New York

Joseph Amar

Bess Cutler Gallery

There is a small and selective following for the work of Joseph Amar, the kind of viewership that anxiously awaits each new occasion to observe the latest increment in a carefully measured practice. Amar's approach to painting is quiet and ruminative, almost languid, developing a precisely determined pictorial program and avoiding sharp changes and “major statements.” Much has been made of his relationship to Minimalism, but he lacks Minimalism's obduracy and its focus on specific objects in space. Instead, the issues relevant to Amar's paintings are restraint, refinement, and the capacity of the wall-bound work to arrest the perceptions of the reflective viewer.

Most of the eight works that were shown here (all untitled, all from 1987) are simple rectilinear shapes, crafted through Amar's now-characteristic manner of surfacing lead over plywood forms of differing depths. These surfaces are worked a variety of ways: some support delicate traceries of scratched lines, while others have additional patterns of incisions; many are covered with materials such as graphite, oil pigment, and beeswax. Because the forms are built out from the wall in flat, wedge-shaped, or slightly recessed configurations of panels, the works possess a sculptural quality that synchronizes with the literal weight of lead. However, the deft rendering and dim luster of the largely gray-toned surfaces cause the weighty “boxes” to lose their heaviness, so that they seem to hover in the neutral, atemporal space of the gallery wall. The evanescent quality that results from this subtle handling of surface is notable in a large, vertical work “built” in a wedge formation. Amar also creates a subtle interplay of forces in this work by contrasting the broad horizontal stripes—in an alternating pattern of medium and dark gray, recalling the facades of certain contemporary marble or granite buildings—with a thin vertical element that rises along the entire right side of the wedge. Amur excels in the precise calibration of proportions between the different “weights” of the colors in the internal configurations of panels, and between the secondary geometric forms established by the incised lines and the panels' edges. Thus, an atypical parallellogram, painted a startling crimson and set on a 4-inch-wide black base, has the same visual weight as the gray parallellogram hung next to it.

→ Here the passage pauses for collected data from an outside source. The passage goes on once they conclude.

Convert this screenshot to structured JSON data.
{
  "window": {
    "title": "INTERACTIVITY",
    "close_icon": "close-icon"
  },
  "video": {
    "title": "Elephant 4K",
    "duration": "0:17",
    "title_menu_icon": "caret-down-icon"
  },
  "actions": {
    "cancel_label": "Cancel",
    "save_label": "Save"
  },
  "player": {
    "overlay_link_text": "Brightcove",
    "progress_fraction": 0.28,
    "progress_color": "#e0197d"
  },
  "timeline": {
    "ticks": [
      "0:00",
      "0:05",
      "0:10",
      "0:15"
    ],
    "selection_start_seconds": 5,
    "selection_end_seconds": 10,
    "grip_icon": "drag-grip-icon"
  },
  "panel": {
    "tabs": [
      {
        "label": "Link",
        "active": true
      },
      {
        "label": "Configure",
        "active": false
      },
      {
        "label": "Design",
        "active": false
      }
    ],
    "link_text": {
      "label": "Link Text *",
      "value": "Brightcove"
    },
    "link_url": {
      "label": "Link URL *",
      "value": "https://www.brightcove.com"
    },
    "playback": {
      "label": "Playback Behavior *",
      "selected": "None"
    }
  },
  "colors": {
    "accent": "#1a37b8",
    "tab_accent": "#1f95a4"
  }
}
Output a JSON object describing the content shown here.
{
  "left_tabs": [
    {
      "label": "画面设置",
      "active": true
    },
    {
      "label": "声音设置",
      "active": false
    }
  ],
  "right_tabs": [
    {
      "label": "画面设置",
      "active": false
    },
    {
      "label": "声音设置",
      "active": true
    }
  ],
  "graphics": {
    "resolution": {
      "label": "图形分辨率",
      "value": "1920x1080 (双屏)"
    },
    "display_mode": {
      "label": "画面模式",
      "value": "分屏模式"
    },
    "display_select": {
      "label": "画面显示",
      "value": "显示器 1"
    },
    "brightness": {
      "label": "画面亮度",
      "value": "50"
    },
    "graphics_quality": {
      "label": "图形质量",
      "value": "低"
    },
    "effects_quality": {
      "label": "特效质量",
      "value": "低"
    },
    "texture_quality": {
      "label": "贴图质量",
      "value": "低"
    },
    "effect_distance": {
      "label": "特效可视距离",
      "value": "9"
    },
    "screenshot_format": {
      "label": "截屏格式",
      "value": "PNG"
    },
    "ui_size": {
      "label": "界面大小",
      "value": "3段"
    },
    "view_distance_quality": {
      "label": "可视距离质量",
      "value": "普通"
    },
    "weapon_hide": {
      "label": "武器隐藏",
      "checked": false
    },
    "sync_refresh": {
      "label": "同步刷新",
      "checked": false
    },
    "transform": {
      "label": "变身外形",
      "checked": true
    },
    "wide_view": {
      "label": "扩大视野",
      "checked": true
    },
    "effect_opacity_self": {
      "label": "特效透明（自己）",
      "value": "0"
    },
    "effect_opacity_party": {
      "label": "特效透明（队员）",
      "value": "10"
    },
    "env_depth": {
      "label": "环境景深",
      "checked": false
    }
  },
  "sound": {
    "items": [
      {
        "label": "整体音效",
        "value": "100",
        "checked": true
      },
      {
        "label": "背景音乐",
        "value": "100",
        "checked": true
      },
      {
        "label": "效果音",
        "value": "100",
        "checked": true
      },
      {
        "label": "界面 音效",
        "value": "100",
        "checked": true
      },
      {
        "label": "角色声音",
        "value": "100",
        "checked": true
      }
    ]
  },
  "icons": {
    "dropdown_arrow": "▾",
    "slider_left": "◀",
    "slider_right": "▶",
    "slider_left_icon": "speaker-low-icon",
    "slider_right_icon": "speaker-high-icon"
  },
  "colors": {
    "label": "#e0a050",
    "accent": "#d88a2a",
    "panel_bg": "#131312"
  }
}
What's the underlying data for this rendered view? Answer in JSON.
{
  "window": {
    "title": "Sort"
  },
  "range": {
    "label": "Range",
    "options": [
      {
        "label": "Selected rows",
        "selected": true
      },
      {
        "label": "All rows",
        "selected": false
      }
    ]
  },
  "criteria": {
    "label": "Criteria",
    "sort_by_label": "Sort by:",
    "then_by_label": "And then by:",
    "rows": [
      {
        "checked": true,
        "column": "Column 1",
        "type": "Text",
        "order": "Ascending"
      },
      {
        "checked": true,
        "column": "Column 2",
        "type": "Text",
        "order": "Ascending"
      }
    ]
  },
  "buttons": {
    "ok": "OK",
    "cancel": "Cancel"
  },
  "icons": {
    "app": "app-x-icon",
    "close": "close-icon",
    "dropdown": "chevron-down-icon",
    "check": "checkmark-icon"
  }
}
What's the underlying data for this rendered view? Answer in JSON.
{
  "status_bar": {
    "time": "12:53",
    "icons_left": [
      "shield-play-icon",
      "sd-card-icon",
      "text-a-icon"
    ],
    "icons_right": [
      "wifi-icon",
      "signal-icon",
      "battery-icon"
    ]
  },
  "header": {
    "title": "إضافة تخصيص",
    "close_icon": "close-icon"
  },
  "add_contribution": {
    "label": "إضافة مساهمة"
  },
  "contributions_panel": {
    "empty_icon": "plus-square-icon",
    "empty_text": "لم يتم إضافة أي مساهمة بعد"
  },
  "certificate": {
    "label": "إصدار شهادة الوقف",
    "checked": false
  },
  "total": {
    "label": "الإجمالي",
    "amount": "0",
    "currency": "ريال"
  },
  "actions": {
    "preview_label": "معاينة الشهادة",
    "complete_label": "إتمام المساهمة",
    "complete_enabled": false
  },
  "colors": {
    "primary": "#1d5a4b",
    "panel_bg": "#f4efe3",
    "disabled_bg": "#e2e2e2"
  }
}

In his catalogue essay, Christian Leigh interprets Amar's work primarily as an injection of humanistic values into the literal-minded voids of Minimalism. “In the lead-and-beeswax paintings,” he writes, “a conflict between good and evil seems present, as if the sickly beeswax were being consumed by the all-powerful lead . . . a virus on the verge of victory.” I don't know what to make of this pitting of the “good” beeswax against the “bad” lead, with the valorization of preindustrial conditions it implies, but it seems to be a projection of his own interpretive bias. Moreover, he falsely conflates their extreme decorum and sheer visual wizardry with the reductions of Minimalism. Amar's paintings derive their strength from the perceptual dramas that they stage between the terms of weight, mass, and subtly interrelated hues.